Both specialization and diversification can be successful strategies in the insurance business. In fact, diversification is one of the fundamentals of our business because it helps spread risk, which allows for the shifting of risk for reasonable pricing. Diversification can be accomplished through a variety of approaches, including line of business, product line, geographic concentration and distribution diversification strategies. Certainly no one would argue that diversification is not imperative in writing catastrophe exposed property insurance.
However, specialization is also a strategy that provides some unique benefits, primarily the accumulation of a high degree of expertise in a particular specialty area (see our prior posts here & here). This expertise can be utilized in underwriting, risk management and claims to produce improved risk selection and reduced loss costs.

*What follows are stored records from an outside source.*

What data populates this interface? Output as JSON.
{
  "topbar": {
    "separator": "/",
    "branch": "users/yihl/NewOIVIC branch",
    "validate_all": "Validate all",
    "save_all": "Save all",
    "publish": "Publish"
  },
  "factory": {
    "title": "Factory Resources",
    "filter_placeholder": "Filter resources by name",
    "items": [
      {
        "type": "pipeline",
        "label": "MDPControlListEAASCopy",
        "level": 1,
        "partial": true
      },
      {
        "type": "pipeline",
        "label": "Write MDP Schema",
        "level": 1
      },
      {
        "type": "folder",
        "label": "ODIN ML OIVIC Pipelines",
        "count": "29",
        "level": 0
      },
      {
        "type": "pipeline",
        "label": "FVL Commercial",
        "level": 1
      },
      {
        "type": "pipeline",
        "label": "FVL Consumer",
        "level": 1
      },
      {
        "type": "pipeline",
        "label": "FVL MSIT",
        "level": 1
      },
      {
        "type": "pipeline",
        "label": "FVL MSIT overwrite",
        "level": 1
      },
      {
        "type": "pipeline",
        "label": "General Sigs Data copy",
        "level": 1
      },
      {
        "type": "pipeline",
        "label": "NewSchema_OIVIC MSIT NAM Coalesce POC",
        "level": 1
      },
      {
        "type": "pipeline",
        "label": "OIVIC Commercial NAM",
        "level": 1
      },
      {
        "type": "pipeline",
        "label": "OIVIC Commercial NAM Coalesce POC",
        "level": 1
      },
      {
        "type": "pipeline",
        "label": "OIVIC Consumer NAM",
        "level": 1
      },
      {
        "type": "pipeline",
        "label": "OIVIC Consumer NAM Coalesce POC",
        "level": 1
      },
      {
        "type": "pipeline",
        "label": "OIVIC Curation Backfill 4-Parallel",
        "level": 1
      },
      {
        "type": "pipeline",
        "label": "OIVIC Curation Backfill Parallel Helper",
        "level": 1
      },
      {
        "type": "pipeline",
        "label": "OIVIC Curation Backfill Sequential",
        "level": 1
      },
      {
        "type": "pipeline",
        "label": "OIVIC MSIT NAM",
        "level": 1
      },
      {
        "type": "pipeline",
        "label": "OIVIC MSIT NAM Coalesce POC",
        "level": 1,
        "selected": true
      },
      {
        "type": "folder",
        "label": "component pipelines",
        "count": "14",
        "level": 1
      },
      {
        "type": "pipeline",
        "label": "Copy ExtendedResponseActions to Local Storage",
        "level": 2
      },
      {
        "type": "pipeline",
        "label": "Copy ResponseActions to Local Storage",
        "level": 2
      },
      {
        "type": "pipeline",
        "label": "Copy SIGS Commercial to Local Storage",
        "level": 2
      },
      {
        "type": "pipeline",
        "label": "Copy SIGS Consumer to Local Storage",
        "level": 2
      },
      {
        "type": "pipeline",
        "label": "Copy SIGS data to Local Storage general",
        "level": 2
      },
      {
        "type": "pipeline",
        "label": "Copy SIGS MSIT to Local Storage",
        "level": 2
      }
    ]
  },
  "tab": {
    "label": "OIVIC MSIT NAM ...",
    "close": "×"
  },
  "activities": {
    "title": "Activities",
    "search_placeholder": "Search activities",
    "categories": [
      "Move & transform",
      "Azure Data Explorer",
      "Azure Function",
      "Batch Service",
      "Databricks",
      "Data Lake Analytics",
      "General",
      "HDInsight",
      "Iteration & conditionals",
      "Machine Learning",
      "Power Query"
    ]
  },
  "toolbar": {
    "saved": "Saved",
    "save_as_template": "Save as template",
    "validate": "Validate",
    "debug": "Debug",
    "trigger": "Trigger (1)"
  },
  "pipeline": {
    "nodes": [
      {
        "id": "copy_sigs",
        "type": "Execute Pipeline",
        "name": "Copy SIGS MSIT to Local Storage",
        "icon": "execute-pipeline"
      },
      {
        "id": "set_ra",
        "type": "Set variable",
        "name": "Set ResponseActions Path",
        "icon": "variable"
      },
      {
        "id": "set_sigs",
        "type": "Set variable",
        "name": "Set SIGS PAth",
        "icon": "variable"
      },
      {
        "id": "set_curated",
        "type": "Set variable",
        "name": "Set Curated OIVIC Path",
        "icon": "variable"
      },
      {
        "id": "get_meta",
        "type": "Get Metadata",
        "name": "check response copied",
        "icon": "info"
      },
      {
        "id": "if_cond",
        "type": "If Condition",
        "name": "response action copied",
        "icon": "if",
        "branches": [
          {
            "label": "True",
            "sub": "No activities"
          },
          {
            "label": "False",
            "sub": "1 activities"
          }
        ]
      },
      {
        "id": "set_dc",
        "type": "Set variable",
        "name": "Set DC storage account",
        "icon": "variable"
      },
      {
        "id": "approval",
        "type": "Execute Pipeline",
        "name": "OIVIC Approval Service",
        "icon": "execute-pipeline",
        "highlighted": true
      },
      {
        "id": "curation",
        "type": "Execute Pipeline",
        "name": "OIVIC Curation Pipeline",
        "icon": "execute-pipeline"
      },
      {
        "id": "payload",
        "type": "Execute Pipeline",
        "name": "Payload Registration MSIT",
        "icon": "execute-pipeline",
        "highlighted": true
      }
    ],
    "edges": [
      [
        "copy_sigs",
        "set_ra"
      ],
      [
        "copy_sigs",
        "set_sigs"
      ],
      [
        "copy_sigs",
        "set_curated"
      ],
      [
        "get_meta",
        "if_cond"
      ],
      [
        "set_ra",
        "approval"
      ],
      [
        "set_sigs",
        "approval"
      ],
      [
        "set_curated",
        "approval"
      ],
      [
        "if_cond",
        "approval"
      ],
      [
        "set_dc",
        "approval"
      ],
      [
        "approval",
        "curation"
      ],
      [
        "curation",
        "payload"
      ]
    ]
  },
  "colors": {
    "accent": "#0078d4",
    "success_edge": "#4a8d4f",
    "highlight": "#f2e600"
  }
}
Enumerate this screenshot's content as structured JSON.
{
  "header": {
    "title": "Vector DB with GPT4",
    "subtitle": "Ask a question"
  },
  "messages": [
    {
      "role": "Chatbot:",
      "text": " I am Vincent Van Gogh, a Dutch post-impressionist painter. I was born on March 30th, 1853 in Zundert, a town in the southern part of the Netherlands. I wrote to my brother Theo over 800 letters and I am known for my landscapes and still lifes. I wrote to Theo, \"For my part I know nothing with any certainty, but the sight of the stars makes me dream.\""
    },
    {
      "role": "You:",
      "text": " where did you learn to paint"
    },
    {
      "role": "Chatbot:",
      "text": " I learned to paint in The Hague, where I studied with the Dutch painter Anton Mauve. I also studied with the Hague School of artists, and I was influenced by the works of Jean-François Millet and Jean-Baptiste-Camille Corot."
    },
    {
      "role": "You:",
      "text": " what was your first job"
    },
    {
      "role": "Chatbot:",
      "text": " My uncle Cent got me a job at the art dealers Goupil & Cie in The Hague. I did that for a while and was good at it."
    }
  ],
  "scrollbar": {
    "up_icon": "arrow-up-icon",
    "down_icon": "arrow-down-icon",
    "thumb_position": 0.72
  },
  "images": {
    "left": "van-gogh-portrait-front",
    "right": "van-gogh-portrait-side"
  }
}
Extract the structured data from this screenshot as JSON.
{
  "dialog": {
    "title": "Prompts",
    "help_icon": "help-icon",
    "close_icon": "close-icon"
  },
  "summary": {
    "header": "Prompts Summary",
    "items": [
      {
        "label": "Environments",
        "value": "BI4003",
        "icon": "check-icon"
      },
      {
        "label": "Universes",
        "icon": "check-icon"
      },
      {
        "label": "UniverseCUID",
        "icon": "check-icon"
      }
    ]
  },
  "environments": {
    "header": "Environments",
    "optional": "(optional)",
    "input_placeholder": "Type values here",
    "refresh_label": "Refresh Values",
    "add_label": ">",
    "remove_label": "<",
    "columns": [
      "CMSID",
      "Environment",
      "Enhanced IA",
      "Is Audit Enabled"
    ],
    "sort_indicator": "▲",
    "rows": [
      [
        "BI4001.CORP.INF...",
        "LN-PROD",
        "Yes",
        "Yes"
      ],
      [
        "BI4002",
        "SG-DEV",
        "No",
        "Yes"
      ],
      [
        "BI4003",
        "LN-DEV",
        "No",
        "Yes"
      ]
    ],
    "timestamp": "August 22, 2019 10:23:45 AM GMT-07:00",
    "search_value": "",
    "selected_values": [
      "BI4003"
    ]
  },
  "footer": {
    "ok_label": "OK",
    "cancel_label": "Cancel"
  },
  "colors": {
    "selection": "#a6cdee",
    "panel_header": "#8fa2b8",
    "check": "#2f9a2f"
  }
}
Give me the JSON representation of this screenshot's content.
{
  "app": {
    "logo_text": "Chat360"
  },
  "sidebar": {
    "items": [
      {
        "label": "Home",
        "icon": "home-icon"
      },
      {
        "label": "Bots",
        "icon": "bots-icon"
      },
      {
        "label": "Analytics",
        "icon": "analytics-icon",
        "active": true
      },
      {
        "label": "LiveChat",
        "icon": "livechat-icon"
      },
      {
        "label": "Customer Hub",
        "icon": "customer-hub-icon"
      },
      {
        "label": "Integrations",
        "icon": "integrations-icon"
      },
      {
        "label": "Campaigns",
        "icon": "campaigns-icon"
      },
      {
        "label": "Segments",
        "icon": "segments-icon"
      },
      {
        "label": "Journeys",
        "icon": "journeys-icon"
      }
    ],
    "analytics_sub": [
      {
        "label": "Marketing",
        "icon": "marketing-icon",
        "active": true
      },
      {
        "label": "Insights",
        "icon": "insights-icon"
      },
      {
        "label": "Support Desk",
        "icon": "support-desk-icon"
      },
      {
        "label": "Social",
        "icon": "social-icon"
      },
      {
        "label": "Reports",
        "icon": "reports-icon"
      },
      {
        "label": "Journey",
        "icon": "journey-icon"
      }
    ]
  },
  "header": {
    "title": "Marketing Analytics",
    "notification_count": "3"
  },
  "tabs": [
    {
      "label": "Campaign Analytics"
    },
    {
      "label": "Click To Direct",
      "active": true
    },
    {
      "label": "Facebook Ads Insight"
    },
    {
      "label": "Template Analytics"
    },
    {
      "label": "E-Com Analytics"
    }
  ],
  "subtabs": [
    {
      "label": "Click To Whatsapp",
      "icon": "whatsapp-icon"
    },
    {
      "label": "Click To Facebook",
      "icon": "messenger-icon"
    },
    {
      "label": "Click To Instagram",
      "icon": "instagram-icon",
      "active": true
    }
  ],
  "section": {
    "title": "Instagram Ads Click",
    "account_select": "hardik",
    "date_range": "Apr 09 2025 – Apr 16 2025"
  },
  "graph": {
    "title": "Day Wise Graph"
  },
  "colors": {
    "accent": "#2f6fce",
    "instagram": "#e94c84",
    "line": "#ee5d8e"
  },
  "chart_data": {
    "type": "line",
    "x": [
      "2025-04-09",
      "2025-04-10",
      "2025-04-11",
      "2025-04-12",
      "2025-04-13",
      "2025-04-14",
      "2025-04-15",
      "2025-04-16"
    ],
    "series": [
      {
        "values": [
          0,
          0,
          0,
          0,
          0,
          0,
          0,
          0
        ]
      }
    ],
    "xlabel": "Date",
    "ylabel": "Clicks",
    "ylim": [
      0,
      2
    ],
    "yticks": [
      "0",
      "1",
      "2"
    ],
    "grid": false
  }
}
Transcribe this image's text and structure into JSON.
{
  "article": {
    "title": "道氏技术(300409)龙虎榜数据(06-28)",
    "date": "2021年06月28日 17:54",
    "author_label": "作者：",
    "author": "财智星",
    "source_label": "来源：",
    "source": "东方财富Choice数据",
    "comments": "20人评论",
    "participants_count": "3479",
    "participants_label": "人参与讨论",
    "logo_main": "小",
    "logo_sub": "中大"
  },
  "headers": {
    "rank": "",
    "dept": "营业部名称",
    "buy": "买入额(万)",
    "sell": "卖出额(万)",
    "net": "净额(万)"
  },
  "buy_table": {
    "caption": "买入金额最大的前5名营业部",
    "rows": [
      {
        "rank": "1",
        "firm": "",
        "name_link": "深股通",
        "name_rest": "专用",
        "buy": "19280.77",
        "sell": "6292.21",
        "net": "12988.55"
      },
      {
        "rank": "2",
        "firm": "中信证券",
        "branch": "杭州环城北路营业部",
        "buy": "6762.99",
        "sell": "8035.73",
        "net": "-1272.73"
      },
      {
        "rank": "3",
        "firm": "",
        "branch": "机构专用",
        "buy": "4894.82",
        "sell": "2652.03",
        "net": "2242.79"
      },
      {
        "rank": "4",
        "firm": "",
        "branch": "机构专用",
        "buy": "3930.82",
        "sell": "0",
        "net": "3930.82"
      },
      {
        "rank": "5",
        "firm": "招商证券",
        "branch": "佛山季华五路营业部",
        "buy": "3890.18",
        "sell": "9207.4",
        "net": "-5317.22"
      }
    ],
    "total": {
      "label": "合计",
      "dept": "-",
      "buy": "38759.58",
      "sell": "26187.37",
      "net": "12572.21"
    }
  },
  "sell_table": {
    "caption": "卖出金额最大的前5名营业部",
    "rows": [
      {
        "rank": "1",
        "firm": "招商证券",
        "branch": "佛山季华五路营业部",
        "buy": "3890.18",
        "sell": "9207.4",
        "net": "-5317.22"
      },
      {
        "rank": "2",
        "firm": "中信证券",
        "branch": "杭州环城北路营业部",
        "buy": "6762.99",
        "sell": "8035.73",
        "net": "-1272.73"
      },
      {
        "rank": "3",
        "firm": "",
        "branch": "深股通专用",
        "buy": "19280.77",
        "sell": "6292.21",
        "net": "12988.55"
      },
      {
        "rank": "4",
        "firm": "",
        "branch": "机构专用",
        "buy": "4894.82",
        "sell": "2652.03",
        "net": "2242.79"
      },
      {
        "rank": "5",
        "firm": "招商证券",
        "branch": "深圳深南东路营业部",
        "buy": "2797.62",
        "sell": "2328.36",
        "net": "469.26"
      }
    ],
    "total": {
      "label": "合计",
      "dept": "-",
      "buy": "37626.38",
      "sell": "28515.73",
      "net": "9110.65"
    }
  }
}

A recent study provides empirical evidence that a specialization strategy can produce better results than diversification. Published in The Journal of Risk and Insurance, the study, by Andre P. Liebenberg and David W. Sommer is entitled: Effects of Corporate Diversification: Evidence from the Property-Liability Insurance Industry. The study looks at line of business diversification within the property/liability insurance industry, concluding:
Undiversified insurers outperform diversified insurers…Results indicate that diversification is associated with a penalty of at least 1% of ROA or 2% of ROE.
It would be interesting to review the companies included in each grouping to see if there are any concentrations of types of business. Examples might include reinsurers and medical malpractice insurers.